Subjects: Symbols and figures of Women, Horses, Kites, Boats, Turtles, Birds, Pelicans, Fish, Mermaids, Drums and Musical Instruments, Houses, Tropical Trees, the Sea, and Mardi Gras figures, Rhythm, Movement, and Colors.

Sculpture: copper, bronze, stainless steel, wood, and also acrylic color painted over metal. He presented symbolic and environment-oriented sculpture as museum installations.

Furniture: He developed and patented furniture designs focusing on chairs.
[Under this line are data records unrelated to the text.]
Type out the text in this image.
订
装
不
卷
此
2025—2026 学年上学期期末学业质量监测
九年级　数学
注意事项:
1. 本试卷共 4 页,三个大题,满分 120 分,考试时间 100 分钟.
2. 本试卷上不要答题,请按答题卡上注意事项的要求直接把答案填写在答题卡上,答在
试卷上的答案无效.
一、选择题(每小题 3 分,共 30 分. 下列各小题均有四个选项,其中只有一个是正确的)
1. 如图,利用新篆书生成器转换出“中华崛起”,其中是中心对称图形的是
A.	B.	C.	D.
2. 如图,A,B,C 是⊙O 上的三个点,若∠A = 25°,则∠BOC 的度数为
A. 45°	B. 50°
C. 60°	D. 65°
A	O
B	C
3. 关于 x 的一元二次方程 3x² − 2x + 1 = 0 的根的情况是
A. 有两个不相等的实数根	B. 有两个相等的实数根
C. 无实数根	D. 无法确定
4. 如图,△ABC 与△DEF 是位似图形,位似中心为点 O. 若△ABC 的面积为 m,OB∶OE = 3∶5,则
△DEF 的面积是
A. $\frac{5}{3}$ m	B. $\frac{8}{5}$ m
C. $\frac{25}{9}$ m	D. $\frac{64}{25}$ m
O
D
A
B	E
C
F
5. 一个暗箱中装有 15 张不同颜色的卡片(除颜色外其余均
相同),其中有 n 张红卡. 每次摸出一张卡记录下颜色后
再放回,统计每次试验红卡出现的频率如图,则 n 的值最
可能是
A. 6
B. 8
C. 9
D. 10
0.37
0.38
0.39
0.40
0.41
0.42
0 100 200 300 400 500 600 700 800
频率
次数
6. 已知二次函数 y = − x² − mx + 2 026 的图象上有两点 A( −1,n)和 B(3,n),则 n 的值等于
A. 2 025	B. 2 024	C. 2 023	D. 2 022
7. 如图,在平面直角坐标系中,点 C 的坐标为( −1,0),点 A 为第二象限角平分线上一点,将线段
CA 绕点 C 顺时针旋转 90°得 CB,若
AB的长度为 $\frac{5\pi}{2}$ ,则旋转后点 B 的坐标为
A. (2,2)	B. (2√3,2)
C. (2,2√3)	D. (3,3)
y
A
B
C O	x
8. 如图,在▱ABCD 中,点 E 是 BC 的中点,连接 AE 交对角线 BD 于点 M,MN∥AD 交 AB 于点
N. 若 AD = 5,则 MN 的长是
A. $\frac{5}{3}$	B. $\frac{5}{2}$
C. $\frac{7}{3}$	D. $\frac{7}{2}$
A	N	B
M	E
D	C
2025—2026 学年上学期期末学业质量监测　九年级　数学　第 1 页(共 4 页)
Koumbits Gatherings, in Haitian culture, where the participants work harmoniously alongside each other, often to the rhythms of drum or flute.

==Death and legacy==
Tebó died 26 May 2004 in Santiago de los Caballeros, Dominican Republic to pancreatic cancer. He had four children with Rona Roy, a Haitian- American with whom he was married from 1959 to 1977. Spanish born Maria de Los Angeles Gracia Fernandez was his live-in companion from 1987-2004. He left a prolific body of work throughout the Caribbean region, establishing himself as a Contemporary Caribbean Master. Having studied Latin and traveled extensively, Tebó was fluent in at least six languages: French, Haitian Creole, English, Spanish, Portuguese, and Italian.

Tebó helped pave the way for Nicolas Dreux and influenced other younger contemporary Caribbean artists as they began to form an identity. He taught his draftsman Arijac (Harry Jacques), and eventually his framer and assistant, Osnel Saint Ral, the encaustic technique.